LAS MUJERES DE ENRIQUE VIII: ANA BOLENA

Se preparó para ser una de las reinas más recordadas de su país. Bella, inteligente, ambiciosa y con gran sentido de Estado, se mantuvo al lado de su rey en una de las decisiones más trascendentales en la historia de Reino Unido. Nacida en 1507 en Rochford Hall (condado de Essex).
Era hija de sir Thomas de Boleyn y lady Isabel Howard, futuros vizcondes de Rochford y condes de Wiltshire y Ormonde. La pequeña inició su formación intelectual en la previsión de casarse algún día con alguien vinculado a las posiciones más elevadas de los estamentos aristocráticos. Ana poseía notables facultades para algunas disciplinas y, en este sentido, cabe destacar su hábil manejo de las artes escénicas. Siendo apenas adolescente declamaba con virtuosismo, interpretaba con pasión a los personajes teatrales del momento y recitaba poesía con su voz modulada y encantadora.
Con 12 años de edad fue enviada a Francia, donde permaneció tres años instalada en la corte del rey Francisco I convirtiéndose, gracias a su belleza y dulzura, en una de las damas de compañía predilectas de la reina Claudia.
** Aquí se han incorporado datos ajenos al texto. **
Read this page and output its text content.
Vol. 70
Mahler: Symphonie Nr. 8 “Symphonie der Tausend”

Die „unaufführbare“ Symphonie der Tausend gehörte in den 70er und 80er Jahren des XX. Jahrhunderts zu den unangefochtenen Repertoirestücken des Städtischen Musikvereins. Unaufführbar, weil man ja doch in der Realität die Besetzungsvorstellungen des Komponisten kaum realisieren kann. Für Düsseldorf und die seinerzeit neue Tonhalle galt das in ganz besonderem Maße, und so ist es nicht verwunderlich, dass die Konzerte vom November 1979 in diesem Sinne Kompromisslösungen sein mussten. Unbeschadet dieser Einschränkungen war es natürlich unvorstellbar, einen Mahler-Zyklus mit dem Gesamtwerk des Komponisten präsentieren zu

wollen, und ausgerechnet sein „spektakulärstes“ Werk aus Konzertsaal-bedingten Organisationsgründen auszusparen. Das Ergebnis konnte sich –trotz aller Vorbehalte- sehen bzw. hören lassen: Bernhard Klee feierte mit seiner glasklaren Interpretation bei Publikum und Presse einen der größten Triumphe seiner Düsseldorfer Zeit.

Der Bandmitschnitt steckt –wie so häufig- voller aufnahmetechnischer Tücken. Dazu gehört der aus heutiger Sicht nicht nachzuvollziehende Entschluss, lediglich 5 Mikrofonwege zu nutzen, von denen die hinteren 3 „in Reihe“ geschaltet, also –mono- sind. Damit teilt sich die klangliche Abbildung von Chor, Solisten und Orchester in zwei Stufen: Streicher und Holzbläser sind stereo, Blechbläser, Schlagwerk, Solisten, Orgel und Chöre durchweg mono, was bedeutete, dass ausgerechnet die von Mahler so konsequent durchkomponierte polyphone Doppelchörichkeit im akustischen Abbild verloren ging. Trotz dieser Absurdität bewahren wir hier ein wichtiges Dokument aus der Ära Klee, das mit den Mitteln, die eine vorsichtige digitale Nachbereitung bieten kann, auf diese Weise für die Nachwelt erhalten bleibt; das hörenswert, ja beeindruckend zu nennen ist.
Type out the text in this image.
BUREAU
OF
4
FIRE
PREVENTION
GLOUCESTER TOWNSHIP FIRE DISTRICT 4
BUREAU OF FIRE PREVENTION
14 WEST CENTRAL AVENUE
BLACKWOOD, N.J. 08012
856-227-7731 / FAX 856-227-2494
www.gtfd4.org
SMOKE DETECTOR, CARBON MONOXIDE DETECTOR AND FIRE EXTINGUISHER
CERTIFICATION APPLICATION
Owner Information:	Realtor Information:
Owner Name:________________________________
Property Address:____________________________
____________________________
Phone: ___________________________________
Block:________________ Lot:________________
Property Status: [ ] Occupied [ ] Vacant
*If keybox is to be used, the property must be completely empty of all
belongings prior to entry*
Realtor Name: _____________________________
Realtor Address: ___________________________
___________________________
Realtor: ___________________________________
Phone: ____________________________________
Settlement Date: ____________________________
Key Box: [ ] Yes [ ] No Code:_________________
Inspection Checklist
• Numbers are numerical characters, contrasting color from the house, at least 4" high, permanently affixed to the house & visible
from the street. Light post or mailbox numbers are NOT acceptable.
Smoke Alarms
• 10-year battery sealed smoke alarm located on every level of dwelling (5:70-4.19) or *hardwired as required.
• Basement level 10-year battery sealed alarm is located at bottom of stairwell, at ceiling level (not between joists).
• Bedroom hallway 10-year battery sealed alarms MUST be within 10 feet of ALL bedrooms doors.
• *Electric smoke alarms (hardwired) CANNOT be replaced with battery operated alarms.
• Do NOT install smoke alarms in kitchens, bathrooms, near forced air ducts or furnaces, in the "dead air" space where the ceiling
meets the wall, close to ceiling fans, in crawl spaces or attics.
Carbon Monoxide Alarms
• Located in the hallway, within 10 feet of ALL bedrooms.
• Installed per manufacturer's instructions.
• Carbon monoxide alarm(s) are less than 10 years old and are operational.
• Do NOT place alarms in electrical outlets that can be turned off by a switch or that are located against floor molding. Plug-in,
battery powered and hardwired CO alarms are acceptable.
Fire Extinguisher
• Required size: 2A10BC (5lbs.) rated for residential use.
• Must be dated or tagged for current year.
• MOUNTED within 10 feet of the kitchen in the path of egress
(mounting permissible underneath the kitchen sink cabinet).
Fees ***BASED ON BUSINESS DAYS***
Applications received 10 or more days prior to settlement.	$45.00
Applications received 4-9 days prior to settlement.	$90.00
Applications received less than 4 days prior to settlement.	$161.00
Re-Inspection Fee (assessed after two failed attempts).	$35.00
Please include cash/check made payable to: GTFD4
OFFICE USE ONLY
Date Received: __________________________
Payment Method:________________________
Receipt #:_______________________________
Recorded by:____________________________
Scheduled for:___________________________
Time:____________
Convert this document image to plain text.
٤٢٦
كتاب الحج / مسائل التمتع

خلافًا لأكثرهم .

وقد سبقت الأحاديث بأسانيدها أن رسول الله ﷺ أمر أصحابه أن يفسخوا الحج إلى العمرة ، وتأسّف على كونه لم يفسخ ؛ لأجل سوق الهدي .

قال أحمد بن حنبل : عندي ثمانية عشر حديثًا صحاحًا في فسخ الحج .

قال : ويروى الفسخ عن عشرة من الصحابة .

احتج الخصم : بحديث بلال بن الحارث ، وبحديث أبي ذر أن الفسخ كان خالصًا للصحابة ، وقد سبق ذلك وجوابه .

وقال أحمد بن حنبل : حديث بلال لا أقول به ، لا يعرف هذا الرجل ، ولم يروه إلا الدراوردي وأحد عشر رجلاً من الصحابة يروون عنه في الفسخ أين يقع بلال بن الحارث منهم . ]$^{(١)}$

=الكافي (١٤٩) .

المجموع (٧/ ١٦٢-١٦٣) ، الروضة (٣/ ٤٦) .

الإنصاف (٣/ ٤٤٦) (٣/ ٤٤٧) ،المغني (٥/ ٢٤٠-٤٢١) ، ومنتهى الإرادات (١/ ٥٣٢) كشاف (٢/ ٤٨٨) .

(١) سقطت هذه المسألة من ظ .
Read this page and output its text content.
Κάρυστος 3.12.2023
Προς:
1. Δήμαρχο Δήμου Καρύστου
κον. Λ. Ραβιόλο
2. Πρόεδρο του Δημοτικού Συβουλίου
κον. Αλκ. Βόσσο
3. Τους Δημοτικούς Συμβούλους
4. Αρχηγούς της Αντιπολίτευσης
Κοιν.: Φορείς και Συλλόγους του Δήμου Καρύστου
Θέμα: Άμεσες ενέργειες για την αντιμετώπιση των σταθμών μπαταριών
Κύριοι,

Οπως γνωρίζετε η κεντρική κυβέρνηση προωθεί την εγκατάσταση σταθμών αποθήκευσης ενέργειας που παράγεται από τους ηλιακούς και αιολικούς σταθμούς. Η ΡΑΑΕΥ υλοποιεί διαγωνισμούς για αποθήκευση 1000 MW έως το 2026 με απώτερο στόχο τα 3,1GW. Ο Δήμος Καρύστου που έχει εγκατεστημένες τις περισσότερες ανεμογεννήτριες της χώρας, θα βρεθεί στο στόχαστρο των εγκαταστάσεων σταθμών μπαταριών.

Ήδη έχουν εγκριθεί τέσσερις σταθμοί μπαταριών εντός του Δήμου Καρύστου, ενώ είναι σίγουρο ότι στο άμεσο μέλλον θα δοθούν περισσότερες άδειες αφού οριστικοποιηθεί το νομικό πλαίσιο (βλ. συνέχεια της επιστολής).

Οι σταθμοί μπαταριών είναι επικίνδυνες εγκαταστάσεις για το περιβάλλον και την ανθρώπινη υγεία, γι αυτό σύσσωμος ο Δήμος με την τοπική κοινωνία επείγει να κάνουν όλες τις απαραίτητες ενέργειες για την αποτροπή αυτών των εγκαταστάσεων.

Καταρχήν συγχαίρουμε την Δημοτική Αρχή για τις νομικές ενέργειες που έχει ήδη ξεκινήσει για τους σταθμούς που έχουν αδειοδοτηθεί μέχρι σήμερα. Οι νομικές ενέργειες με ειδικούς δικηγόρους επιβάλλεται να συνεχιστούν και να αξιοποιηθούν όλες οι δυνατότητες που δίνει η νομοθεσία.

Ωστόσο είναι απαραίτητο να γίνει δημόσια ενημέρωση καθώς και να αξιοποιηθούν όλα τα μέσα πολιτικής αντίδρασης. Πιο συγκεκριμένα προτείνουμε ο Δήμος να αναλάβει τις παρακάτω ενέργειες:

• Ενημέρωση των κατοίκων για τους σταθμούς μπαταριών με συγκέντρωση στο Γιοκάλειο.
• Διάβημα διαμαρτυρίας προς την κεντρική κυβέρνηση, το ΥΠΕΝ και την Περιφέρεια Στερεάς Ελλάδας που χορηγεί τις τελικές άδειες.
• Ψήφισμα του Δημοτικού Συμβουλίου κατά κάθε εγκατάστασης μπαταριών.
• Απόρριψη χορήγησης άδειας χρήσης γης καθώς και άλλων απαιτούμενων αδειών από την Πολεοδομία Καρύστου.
Sin embargo, en 1521 fue llamada para ocupar su sitio natural en la corte del rey Enrique VIII de Inglaterra. Precisamente, en una reunión social donde actuó como actriz ante el soberano, se produjo uno de los flechazos más célebres de la Historia. Dicen que el orondo Enrique quedó subyugado ante el delicioso rostro de la doncella, no tardando en otorgar títulos y prebendas a la familia Boleyn en el intento de paralizar el inminente noviazgo de Ana con el guapo Henri Percy, rico heredero del condado de Northumberland.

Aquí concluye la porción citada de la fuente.